There is a cautionary tale here for those who would pass a troubled
occupation of Iraq into the hands of the UN.

Let's take cohabitation with Serbs (multi-ethnicity is a misnomer), the
yardstick of the UN's standards for Kosovo. There are Serb members of
parliament, Serb ministers and Serb employees of the provisional
institutions of self-government. However, Kosovo Serbs have been allowed by
the UN to maintain parallel schools, hospitals, and courts - a de facto
partition of Kosovo.

The Kosovo Serbs are intimidated into separatism by Serb paramilitary
groups and police and given financial incentives by Belgrade, which they
consider their only legitimate government. For the same reason, those who
fled the province after the end of the war are not returning home, no
matter how improved living conditions might be.

The market economy, or the lack of it, is another problem. Unemployment is
measured at over 60%, and growth is barely self-sustaining, though the
black economy does well. This is hardly a surprise in the absence of
privatisation, stopped months ago in the midst of legal wrangling over
Kosovo's sovereignty.

Uncertainty about the status of Kosovo is a constant source of anxiety for
Albanians. This is especially true when Serbia, still the sovereign state
in Kosovo, continues to slide down the path of an unrepentant nationalism.
With the eyes of the US, and the world, now turned towards the Gulf, Kosovo
Albanians understand that they have become once again hostage to their own
powerlessness and feel desperate.

Labelling the recent violence "reversed ethnic cleansing" obscures all the
above issues and more. It neglects to see that when the streets exploded
the Albanian leadership called for an end to it. The former military chief
of the KLA, Lieutenant-General, Agim Çeku, went on TV to ask that protest
be expressed only through institutional channels. Political leaders, from
the prime minister to small-town mayors, persuaded angry youths to return
home.

Civil society groups condemned the violence. The Kosovo Women's Network, an
umbrella organisation for women's groups in the country, immediately
mobilised to help and collected funds for Serb women.
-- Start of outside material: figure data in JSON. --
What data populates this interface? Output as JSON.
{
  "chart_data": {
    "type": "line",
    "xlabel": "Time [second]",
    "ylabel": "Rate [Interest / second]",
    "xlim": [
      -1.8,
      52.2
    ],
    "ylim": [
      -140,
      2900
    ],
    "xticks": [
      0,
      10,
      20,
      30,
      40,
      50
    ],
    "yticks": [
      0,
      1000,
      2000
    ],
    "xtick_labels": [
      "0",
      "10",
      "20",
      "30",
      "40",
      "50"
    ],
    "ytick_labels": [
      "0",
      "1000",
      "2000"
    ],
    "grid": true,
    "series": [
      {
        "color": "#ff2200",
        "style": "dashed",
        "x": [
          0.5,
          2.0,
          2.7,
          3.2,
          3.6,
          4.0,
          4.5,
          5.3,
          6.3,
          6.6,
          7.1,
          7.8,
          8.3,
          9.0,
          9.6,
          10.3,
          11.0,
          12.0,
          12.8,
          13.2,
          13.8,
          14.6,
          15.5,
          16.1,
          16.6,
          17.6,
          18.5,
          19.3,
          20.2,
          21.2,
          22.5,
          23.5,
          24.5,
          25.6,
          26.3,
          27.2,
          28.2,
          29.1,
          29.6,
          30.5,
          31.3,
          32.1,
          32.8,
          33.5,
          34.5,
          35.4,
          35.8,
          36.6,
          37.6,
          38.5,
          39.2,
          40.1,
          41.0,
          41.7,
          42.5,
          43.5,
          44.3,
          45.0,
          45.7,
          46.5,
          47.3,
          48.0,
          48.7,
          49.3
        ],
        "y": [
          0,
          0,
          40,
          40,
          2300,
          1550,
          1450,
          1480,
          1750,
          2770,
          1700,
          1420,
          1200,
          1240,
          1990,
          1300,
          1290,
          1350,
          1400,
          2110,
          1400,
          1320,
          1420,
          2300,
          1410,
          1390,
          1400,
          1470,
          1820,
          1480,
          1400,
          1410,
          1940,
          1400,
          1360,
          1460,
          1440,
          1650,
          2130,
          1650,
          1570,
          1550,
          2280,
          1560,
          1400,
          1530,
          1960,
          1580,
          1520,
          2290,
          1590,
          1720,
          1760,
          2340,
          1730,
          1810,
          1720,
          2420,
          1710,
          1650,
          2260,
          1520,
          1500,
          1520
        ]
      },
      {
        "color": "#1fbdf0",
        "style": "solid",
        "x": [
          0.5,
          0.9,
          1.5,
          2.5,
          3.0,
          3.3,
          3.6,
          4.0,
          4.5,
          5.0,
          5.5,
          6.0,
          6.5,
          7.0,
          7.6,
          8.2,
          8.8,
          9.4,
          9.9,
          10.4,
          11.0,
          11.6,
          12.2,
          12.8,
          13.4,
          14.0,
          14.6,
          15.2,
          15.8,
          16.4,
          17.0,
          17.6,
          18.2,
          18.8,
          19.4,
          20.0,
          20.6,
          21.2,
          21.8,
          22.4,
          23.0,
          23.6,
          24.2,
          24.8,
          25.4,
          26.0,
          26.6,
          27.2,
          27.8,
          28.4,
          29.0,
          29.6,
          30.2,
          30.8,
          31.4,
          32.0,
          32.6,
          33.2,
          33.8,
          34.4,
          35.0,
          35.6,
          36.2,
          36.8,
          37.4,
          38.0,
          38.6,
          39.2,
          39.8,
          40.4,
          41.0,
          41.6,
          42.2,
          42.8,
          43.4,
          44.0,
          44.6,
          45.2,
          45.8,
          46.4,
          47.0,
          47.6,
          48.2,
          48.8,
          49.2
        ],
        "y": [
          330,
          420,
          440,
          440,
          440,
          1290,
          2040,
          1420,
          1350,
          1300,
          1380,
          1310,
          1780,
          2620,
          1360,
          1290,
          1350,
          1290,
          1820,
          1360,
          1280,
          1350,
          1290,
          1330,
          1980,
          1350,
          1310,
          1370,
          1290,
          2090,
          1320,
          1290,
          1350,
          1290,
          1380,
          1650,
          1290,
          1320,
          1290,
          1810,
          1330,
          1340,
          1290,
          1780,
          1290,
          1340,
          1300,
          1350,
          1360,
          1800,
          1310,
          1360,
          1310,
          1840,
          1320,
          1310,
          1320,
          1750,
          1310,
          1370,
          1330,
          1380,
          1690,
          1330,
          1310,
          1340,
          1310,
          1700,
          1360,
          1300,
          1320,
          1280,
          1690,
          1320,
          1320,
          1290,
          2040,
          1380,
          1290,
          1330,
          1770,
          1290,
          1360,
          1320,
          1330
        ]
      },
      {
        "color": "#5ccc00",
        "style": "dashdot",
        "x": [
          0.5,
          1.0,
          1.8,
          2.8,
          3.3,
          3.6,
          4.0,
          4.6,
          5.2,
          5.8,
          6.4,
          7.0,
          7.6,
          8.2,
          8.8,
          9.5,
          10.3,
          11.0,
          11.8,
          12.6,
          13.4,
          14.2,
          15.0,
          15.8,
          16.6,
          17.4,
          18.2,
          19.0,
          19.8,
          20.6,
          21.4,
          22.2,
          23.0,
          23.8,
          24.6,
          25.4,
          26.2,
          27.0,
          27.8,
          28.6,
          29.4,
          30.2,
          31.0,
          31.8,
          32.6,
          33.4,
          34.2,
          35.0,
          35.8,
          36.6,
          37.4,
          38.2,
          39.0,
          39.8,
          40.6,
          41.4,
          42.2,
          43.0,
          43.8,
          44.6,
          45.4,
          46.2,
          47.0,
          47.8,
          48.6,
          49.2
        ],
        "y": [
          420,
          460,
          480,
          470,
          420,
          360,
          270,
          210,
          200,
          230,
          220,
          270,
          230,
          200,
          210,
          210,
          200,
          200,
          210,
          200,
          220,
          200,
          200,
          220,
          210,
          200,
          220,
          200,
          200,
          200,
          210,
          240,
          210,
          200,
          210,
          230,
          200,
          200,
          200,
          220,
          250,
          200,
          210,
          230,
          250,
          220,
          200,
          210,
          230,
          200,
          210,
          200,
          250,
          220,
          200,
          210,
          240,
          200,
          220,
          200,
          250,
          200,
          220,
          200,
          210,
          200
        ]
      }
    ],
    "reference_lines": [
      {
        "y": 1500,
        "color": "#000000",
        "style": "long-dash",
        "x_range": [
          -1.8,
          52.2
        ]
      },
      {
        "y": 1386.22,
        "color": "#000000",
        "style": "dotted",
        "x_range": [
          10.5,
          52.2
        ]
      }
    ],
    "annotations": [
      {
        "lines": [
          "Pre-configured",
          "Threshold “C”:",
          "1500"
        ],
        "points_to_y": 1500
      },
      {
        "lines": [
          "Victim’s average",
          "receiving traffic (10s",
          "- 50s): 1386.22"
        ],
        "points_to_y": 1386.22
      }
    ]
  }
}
The government has
authorised &#euros;5m (£3.3m) to compensate the victims of looting.

It is very important that the responsibility of the riots be investigated,
from the role played by instigators to the inexplicably inadequate response
of more than 6,000 police under the UN leadership and 18,000 Nato troops.
However, it is the underlying reasons that need an intelligent political
response.

To keep a tired UN protectorate on life support for as long as it takes for
Kosovo to achieve democratic standards on a par with leading European
countries has proved inadequate. A de facto split of the province in two,
leaving the north and a few cantons in Albanian territory to Serbia is a
clear recipe for more violence and contentious demands for partition
elsewhere in the region.

Two years ago an independent commission led by the South African judge
Richard Goldstone launched the idea of conditional independence as the best
option.

An independent Kosovo under international monitoring of democratic
standards and Nato protection will make citizens out of members of
different ethnic groups. It should go some way towards dispelling the fears
of both communities, allow development, and solve the question of Albanian
irredentism. Without this solution, the Balkans will not know stability and
peace.

* Anna Di Lellio was media commissioner in Kosovo from September 2001 to
March 2003 and political adviser to the UN Kosovo protection corps
coordinator from September 2003 to February 2004.